2016 Nantucket Film Festival Day 2

Frank White speaks during the 2016 Nantucket Film Festival.

Source Nicholas Hunt/Getty

Indigenous geographer Deondre Smiles, a postdoctoral scholar at Ohio State, recently warned about the dangers of bringing a colonial mentality to exploring space in an article in the journal Society & Space. Smiles says the Overview Effect is an “uplifting” perspective to strive toward, but it should not become a utopian vision when it comes to living in space. We won’t leave societal conflict behind by leaving Earth, Smiles says. “Our history has to figure into the way we’re engaging with outer space exploration,” he says, and that can’t include the same environmental destruction or social dispossession. 

Multinational treaties signed by the U.S. and others currently require space exploration to function for the global — and peaceful — benefit of humankind. White is in the process of co-founding the nonprofit Human Space Program designed to, he says, “ensure the sustainable, inclusive and ethical evolution into the solar ecosystem.” The organization will create reports, make recommendations and raise the “big questions” about living in and exploring space to governments and private enterprise. Those big questions are going to be difficult to solve. One of its goals is to work with key players in the environmental movement to ensure that space exploration benefits Earth ecologically, as well as the entire solar system.

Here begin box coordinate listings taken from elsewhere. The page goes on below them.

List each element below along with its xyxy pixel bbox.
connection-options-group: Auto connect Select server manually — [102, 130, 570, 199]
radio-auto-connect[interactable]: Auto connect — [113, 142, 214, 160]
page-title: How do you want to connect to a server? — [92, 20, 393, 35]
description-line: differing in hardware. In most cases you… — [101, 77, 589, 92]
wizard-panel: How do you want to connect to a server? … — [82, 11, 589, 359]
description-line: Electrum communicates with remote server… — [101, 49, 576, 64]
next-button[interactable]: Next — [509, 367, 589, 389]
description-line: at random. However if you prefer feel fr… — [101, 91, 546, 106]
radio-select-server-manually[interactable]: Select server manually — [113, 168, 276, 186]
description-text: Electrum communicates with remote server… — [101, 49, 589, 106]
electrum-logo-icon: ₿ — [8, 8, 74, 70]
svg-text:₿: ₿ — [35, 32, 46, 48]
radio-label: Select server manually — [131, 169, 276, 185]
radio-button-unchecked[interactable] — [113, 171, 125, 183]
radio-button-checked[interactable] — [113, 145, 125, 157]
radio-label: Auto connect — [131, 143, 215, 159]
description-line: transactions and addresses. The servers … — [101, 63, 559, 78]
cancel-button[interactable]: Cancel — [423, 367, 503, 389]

White lives outside Boston with his wife of 25 years, Donna. He has a calm, gentle, yet authoritative manner — like a good meditation teacher. As with astronauts he’s interviewed, Star Trek played an important role in White’s love of space exploration; so did the science fiction of Isaac Asimov and Arthur C. Clarke. He’s also passionate about artificial intelligence and robotics. White has written one book about AI, and he and his wife bought their English cocker spaniel, Bella, a robotic dog for Christmas to keep her company.

White once considered pursuing national politics as a career, like many of his peers at Harvard and Oxford. Instead, he spread the Overview Effect message, even though the response for years was crickets. It was like “throwing a Hail Mary pass,” White says, that took forever to be caught but has landed at a time when our earthbound divisions seem as stark as ever.

“We’re all on a planet together and that planet is finite, and it’s moving through the universe and we are its crew,” White says. “If the crew on the International Space Station behaved the way we’re behaving, they would not be able to survive. We have a choice as to whether we’re going to work together and keep the spaceship functioning — or not.”